Je perdis le compte des orgasmes cet après-midi-là. Il me fit jouir avec sa langue, avec ses doigts, avec sa bite dans ma chatte et avec sa bite dans ma bouche. Il me baisa à quatre pattes en me mordant les épaules. Il me monta dessus et m’apprit à le chevaucher lentement, les mains sur mes hanches pour me montrer comment les faire pivoter. À un moment, allongée sur le ventre, je sentis sa langue me parcourir tout entière, remontant de ma chatte jusqu’à mon cul, où elle s’arrêta. Il me lécha cet endroit avec le même calme que tout le reste, m’attendrissant, m’humidifiant de salive, y enfonçant très lentement le bout de sa langue. Il sut lire dans mon silence et dans la façon dont j’écartai les jambes que, cette fois, je ne lui dirais pas non. Il mit de la salive sur sa bite, en rajouta sur moi et entra doucement, avec précaution, attentif à chacune de mes respirations. Ce qui avait commencé par une pointe de douleur et un mordillement de l’oreiller se termina par un orgasme dont je ne sus pas d’où il venait, tandis qu’il glissait une main sous moi pour travailler mon clitoris en me baisant le cul de coups de reins courts et précautionneux. Il me laissa tremblante, incapable de parler, son sperme dégoulinant à l’intérieur de mes cuisses.
Ensuite, nous prîmes une douche, descendîmes manger quelque chose et remontâmes dans la chambre. Je n’en revenais pas de tout le désir qu’il me restait encore. Je le suçai de nouveau, assise au bord du lit, cette fois avec calme, prenant le temps de le découvrir, lui léchant les couilles, parcourant sa queue entière de la base à la pointe, l’avalant jusqu’à la gorge jusqu’à le faire haleter mon nom. Nous nous endormîmes enlacés pendant près d’une heure, une de mes jambes posée sur son corps et sa main sur ma poitrine. À mon réveil, il entra en moi sans me tirer complètement du sommeil et me fit l’amour pour la première fois, vraiment : lentement, en me regardant, en m’embrassant tandis qu’il me pénétrait, sans l’urgence d’avant, jouissant très doucement en moi tandis que je jouissais pour la énième fois, les jambes serrées autour de sa taille. Et je compris, avec une clarté douloureuse, que je confondais depuis la moitié de ma vie le sexe avec le fait qu’on se serve de moi.
***
L’aventure dura quatre mois, exactement jusqu’au retour de ma secrétaire et à la fin du contrat de Mateo.
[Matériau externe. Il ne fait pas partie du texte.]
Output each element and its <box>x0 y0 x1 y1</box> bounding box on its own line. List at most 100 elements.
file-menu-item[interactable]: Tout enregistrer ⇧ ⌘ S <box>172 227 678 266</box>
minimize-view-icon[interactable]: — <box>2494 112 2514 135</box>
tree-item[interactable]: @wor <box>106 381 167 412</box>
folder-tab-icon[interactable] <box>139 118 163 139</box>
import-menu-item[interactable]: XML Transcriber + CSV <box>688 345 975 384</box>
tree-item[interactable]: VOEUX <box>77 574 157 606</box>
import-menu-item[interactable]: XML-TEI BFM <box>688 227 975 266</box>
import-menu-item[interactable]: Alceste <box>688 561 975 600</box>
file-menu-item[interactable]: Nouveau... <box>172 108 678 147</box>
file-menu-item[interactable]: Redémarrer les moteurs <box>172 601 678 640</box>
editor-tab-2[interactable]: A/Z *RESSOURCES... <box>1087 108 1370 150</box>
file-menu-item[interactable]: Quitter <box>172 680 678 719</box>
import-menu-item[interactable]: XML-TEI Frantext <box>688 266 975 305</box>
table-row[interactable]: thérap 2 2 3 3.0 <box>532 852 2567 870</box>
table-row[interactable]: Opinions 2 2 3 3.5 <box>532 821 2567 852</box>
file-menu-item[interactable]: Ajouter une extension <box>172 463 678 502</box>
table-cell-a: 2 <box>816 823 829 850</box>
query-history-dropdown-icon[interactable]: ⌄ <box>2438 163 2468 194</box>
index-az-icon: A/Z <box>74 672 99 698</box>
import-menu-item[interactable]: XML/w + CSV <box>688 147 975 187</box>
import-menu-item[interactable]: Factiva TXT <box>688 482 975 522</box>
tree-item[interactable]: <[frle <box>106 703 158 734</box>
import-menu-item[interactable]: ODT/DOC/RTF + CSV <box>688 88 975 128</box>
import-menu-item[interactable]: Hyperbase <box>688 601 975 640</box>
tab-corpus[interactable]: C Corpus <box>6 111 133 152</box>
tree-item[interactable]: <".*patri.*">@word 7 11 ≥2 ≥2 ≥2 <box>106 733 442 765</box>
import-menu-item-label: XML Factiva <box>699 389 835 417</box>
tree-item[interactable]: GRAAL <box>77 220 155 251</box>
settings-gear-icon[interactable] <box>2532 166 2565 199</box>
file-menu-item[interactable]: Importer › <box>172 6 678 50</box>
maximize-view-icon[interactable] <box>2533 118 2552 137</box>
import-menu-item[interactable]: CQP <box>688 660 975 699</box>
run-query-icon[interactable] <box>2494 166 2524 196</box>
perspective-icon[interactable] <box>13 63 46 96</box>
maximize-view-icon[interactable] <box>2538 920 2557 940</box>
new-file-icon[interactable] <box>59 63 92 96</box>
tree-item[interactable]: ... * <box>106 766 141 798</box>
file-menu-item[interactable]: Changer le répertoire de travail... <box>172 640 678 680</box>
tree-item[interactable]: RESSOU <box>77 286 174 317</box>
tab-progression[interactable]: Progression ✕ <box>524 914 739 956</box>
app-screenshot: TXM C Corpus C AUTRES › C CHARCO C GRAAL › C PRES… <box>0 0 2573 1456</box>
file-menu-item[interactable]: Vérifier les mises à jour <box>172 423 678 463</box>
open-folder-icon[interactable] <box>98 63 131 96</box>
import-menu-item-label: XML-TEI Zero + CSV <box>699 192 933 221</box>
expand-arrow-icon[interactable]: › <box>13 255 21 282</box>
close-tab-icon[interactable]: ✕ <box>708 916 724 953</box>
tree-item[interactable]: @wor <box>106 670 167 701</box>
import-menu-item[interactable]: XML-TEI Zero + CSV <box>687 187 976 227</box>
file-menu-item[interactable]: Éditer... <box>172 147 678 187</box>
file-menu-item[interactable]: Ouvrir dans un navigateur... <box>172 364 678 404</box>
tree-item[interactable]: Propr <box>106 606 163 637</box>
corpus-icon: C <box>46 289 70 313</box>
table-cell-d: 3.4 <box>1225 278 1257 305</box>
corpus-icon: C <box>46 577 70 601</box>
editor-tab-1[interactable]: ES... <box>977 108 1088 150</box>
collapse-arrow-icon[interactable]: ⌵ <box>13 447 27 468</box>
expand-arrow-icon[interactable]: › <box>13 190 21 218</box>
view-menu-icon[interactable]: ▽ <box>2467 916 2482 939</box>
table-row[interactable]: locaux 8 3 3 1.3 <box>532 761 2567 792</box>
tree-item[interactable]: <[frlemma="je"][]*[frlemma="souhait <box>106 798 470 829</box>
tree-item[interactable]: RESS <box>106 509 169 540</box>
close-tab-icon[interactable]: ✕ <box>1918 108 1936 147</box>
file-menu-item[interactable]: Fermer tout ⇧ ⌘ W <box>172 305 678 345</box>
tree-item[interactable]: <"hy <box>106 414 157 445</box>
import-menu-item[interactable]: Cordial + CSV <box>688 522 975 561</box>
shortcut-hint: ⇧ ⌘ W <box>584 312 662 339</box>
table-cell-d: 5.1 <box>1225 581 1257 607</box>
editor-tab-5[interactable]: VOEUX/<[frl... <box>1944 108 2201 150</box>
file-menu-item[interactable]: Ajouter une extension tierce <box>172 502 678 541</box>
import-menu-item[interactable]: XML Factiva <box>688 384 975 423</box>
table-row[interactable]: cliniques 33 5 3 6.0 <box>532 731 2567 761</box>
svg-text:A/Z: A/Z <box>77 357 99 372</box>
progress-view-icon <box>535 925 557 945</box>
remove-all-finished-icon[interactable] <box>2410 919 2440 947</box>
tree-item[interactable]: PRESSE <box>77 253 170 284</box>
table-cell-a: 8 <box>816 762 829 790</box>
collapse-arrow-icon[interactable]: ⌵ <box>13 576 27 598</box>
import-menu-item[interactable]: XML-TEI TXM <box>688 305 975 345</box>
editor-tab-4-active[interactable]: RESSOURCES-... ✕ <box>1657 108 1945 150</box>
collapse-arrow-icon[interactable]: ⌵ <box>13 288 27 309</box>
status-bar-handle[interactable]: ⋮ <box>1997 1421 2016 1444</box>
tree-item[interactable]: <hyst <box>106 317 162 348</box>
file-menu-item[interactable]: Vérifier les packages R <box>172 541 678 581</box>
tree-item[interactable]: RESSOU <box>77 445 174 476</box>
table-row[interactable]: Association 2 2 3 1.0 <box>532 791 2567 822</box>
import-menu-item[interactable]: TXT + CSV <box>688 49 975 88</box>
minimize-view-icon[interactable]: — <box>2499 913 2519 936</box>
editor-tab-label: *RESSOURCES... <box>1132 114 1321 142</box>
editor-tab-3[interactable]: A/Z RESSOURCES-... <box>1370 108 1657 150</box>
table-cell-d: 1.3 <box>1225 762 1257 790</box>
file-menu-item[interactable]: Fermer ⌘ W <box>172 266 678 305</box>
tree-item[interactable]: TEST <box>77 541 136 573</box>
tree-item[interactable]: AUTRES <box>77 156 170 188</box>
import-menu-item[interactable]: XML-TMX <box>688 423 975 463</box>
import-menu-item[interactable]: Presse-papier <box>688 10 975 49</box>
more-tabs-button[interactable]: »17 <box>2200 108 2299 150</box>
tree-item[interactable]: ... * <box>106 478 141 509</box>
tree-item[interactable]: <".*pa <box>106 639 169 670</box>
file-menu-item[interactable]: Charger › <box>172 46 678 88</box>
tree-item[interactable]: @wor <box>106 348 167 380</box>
Il me fit ses adieux dans mon bureau, plus ou moins comme tout avait commencé, sans qu’aucun de nous ne dise qu’il s’agissait d’un adieu. Lorsqu’il franchit la porte, je ne le revis plus. Je l’appelai plusieurs fois. Il ne répondit jamais.
Parfois, je choisis encore la robe fuchsia pour aller travailler. Je ne sais pas très bien pour qui.